Selbstinszenierungen gehören zu den Schrullen von SchriftstellerInnen. Karen Köhler ließ kein Klischee aus, als sie mit erst 15 Jahren im Anzug ihres Großvaters in einem Café saß und einen Zigarillo paffte, wie sie an diesem Abend erzählt. Einige Jahre später schlüpfte die studierte Schauspielerin schließlich wirklich in die Rolle einer Romanautorin – und entwickelte eine weitere Marotte, die spätestens seit Martin Walsers „Tod eines Kritikers“ zum narzisstischen Naturell von SchriftstellerInnen gezählt wird: die Panik vor dem feuilletonistischen Echo.

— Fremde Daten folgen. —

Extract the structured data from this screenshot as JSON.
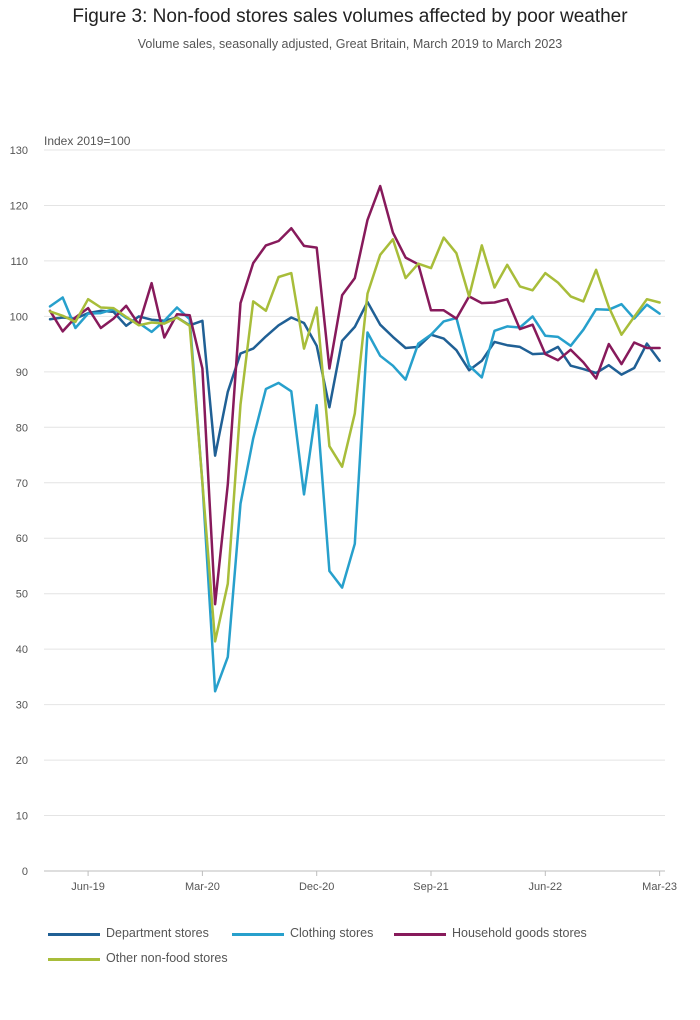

„Ich lese keine Rezensionen“, sagt Köhler bei ihrer Literatürk-Lesung, die aufgrund der großen Nachfrage verlegt wurde: Zentralbibliothek statt Buchhandlung Proust, wie zunächst geplant. Doch so beliebt wie unter den Festivalgästen erschien ihr Debütroman „Miroloi“ unter vielen Rezensenten nicht. Was da alles beklagt wurde: „Logikfehler“ (seit wann müssen Romanwelten einem logischen Denken verhaftet bleiben?), Marketing-Nummer (unternimmt das nicht jeder Verlag mit seinen Neuerscheinungen?) und schließlich der Hauptvorwurf, dass hier nur das „Trend-Thema“ Feminismus verpackt wurde (Jungs, studiert die Literaturgeschichte!)

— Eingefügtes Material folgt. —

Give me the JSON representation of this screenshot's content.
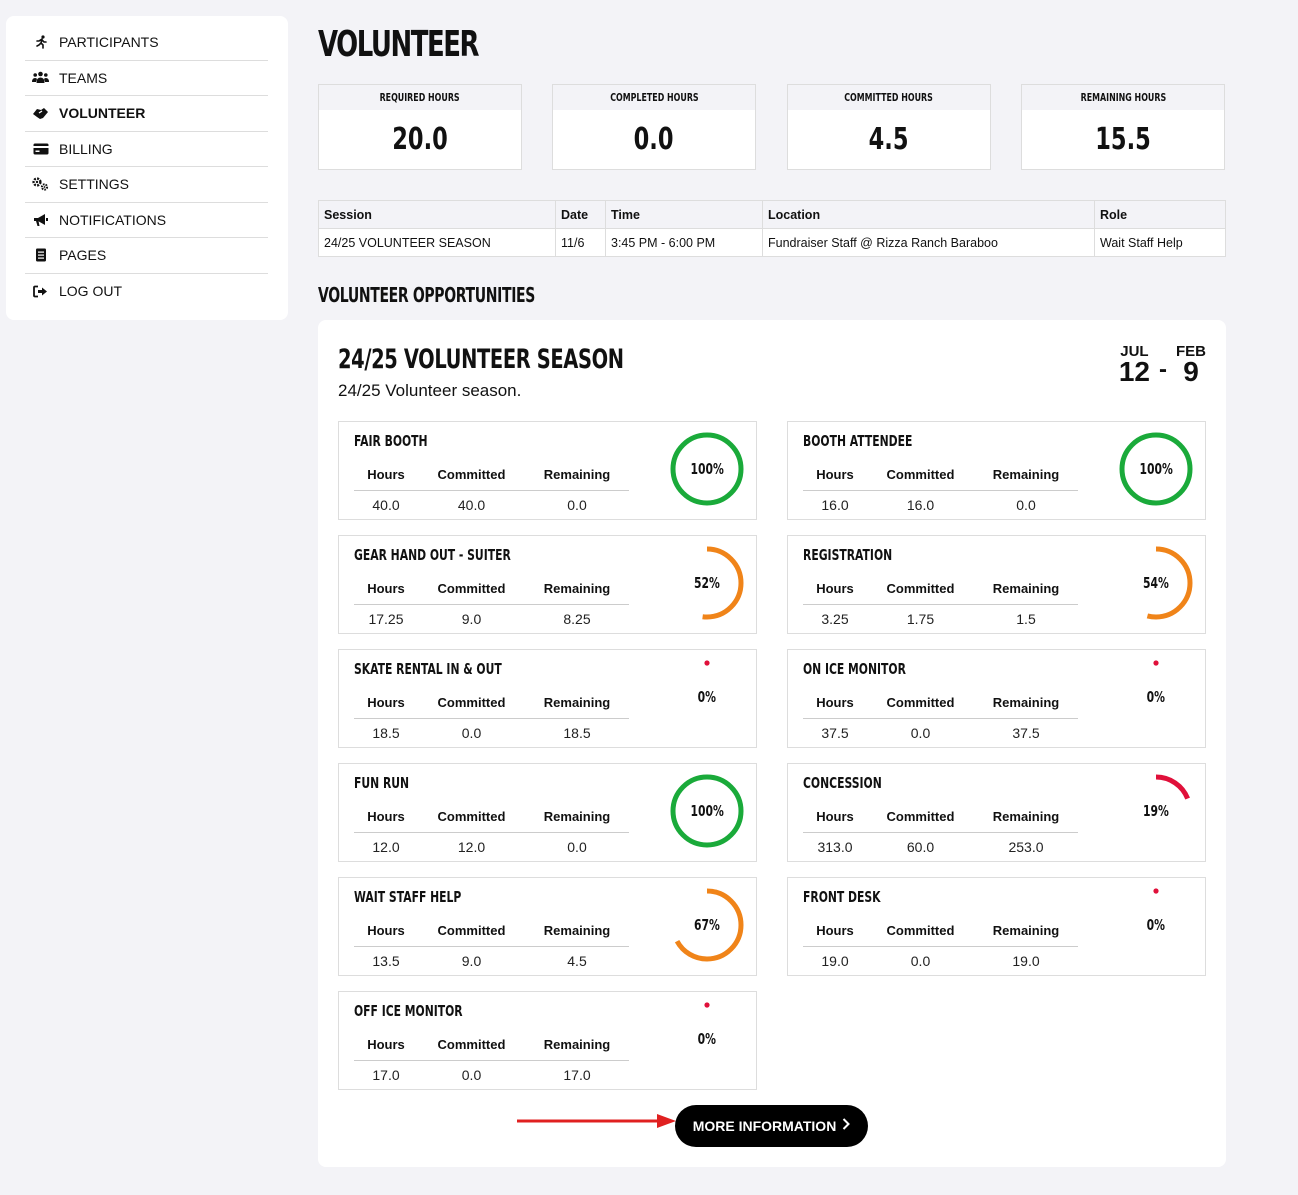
{
  "sidebar": {
    "items": [
      {
        "label": "PARTICIPANTS",
        "icon": "running-icon",
        "active": false
      },
      {
        "label": "TEAMS",
        "icon": "users-icon",
        "active": false
      },
      {
        "label": "VOLUNTEER",
        "icon": "handshake-icon",
        "active": true
      },
      {
        "label": "BILLING",
        "icon": "credit-card-icon",
        "active": false
      },
      {
        "label": "SETTINGS",
        "icon": "gears-icon",
        "active": false
      },
      {
        "label": "NOTIFICATIONS",
        "icon": "megaphone-icon",
        "active": false
      },
      {
        "label": "PAGES",
        "icon": "document-icon",
        "active": false
      },
      {
        "label": "LOG OUT",
        "icon": "logout-icon",
        "active": false
      }
    ]
  },
  "page": {
    "title": "VOLUNTEER"
  },
  "stats": [
    {
      "label": "REQUIRED HOURS",
      "value": "20.0"
    },
    {
      "label": "COMPLETED HOURS",
      "value": "0.0"
    },
    {
      "label": "COMMITTED HOURS",
      "value": "4.5"
    },
    {
      "label": "REMAINING HOURS",
      "value": "15.5"
    }
  ],
  "sessions": {
    "headers": [
      "Session",
      "Date",
      "Time",
      "Location",
      "Role"
    ],
    "rows": [
      [
        "24/25 VOLUNTEER SEASON",
        "11/6",
        "3:45 PM - 6:00 PM",
        "Fundraiser Staff @ Rizza Ranch Baraboo",
        "Wait Staff Help"
      ]
    ]
  },
  "opportunities": {
    "section_title": "VOLUNTEER OPPORTUNITIES",
    "season": {
      "title": "24/25 VOLUNTEER SEASON",
      "description": "24/25 Volunteer season.",
      "start_month": "JUL",
      "start_day": "12",
      "end_month": "FEB",
      "end_day": "9",
      "separator": "-"
    },
    "column_labels": {
      "hours": "Hours",
      "committed": "Committed",
      "remaining": "Remaining"
    },
    "roles": [
      {
        "name": "FAIR BOOTH",
        "hours": "40.0",
        "committed": "40.0",
        "remaining": "0.0",
        "percent_label": "100%",
        "percent": 100
      },
      {
        "name": "BOOTH ATTENDEE",
        "hours": "16.0",
        "committed": "16.0",
        "remaining": "0.0",
        "percent_label": "100%",
        "percent": 100
      },
      {
        "name": "GEAR HAND OUT - SUITER",
        "hours": "17.25",
        "committed": "9.0",
        "remaining": "8.25",
        "percent_label": "52%",
        "percent": 52
      },
      {
        "name": "REGISTRATION",
        "hours": "3.25",
        "committed": "1.75",
        "remaining": "1.5",
        "percent_label": "54%",
        "percent": 54
      },
      {
        "name": "SKATE RENTAL IN & OUT",
        "hours": "18.5",
        "committed": "0.0",
        "remaining": "18.5",
        "percent_label": "0%",
        "percent": 0
      },
      {
        "name": "ON ICE MONITOR",
        "hours": "37.5",
        "committed": "0.0",
        "remaining": "37.5",
        "percent_label": "0%",
        "percent": 0
      },
      {
        "name": "FUN RUN",
        "hours": "12.0",
        "committed": "12.0",
        "remaining": "0.0",
        "percent_label": "100%",
        "percent": 100
      },
      {
        "name": "CONCESSION",
        "hours": "313.0",
        "committed": "60.0",
        "remaining": "253.0",
        "percent_label": "19%",
        "percent": 19
      },
      {
        "name": "WAIT STAFF HELP",
        "hours": "13.5",
        "committed": "9.0",
        "remaining": "4.5",
        "percent_label": "67%",
        "percent": 67
      },
      {
        "name": "FRONT DESK",
        "hours": "19.0",
        "committed": "0.0",
        "remaining": "19.0",
        "percent_label": "0%",
        "percent": 0
      },
      {
        "name": "OFF ICE MONITOR",
        "hours": "17.0",
        "committed": "0.0",
        "remaining": "17.0",
        "percent_label": "0%",
        "percent": 0
      }
    ],
    "more_button": "MORE INFORMATION"
  },
  "colors": {
    "complete": "#1aaa3a",
    "partial": "#f08419",
    "low": "#e0103a",
    "arrow": "#e02020"
  }
}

Grund genug, solche Verrisse zu vermeiden, hatte Karen Köhler also genug. Doch dass die Besprechungen mehr über die Rezensenten verrieten als darüber, was eigentlich dieser Roman schildert, ist letztendlich auch ihr nicht entgangen: „Es fiel auf, dass die harsche Kritik von männlicher Seite kam.“ Feministische Motive lassen sich natürlich in diesem Werk lesen. Das beginnt bereits beim Titel. Denn das griechische Wort (zu deutsch: „Rede über das Schicksal“) bezeichnet ein von Frauen gedichtetes und gesungenes Totenlied für einen Verstorbenen.
Köhlers Protagonistin und Ich-Erzählerin singt bereits früh ihr eigenes Miroloi. Tod ist sie noch nicht. Doch leben kann diese Namenlose in dem Ort, genannt „schönes Dorf“ nicht. Es wird beherrscht von einem Ältestenrat, der sich auf Götter und Gesetzte beruft. Patriarchats-Parabel? Auch. „Es geht darum, dass eine Mikrogesellschaft jemanden ausschließt, obwohl die Parameter aberwitzig sind.“ So bleibt es Köhlers Hauptfigur verboten, lesen und schreiben zu lernen. Grund: Sie hat einen „Schlitz“, keinen „Zipfel“.
Doch diese Anklänge an eine Patriarchatskritik, der geschilderte Versuch, aus einer archaischen Inselgesellschaft auszubrechen, sind mit einer geschickten Emanzipationsgeschichte verschränkt. Denn Köhlers Hauptfigur wird als Ausgesetzte eingeführt: Ihre Mutter hat sie im Dorf abgelegt, in einem Karton aus Zeitungen. „So eine wie mich, sagen sie, so eine hätten sie weggemacht.“ Und so hinkt diese junge Frau wegen „der Sache mit meinem Bein“ so schnell, als würde sie eigentlich nur eins wollen: sich wegmachen.
Doch das funktioniert nicht. „Unser Dorf hat tausend Augen, die sehen alles, alles, alles. Unser Dorf hat Nasen, die riechen sich bis in deine Seele, schnuppern das letzte Geheimnis aus dir heraus. Und was die Augen nicht sehen und was die Nasen nicht riechen, das hören die Augen.“ Macht durchdringt alle Sinne. Und dann kommen noch Wörter wie „Eselhure“, mit der diese Protagonistin bombardiert wird. Irgendwann lernt sie schließlich zu lesen. Alphabetisierung und die Kenntnis des Konjunktivs ermöglichen eine Distanzierung zur Welt. „Sie reflektiert sich“, sagt Köhler über den Wissensdrang ihrer Figur. „Sie sprengt die Fesseln ihrer Kindheit.“ So dreht sich vieles um Sicht- und Unsichtbarkeit, Repräsentation und Sprache. Denn die Gewalt der Benennung ermöglicht der jungen Frau in einer Welt, in der alle Dinge einen Namen haben, außer sie selbst, erst einen Emanzipationsprozess. Weswegen Köhler ihrem Roman ein Zitat von Hannah Arendt voranstellt: „Kein Mensch hat das Recht zu gehorchen.“ Dass Wörter dieses Verhältnis zur Welt und damit zum Beherrschtsein umstürzen, erscheint in Köhlers Werk fast wie ein Wunder.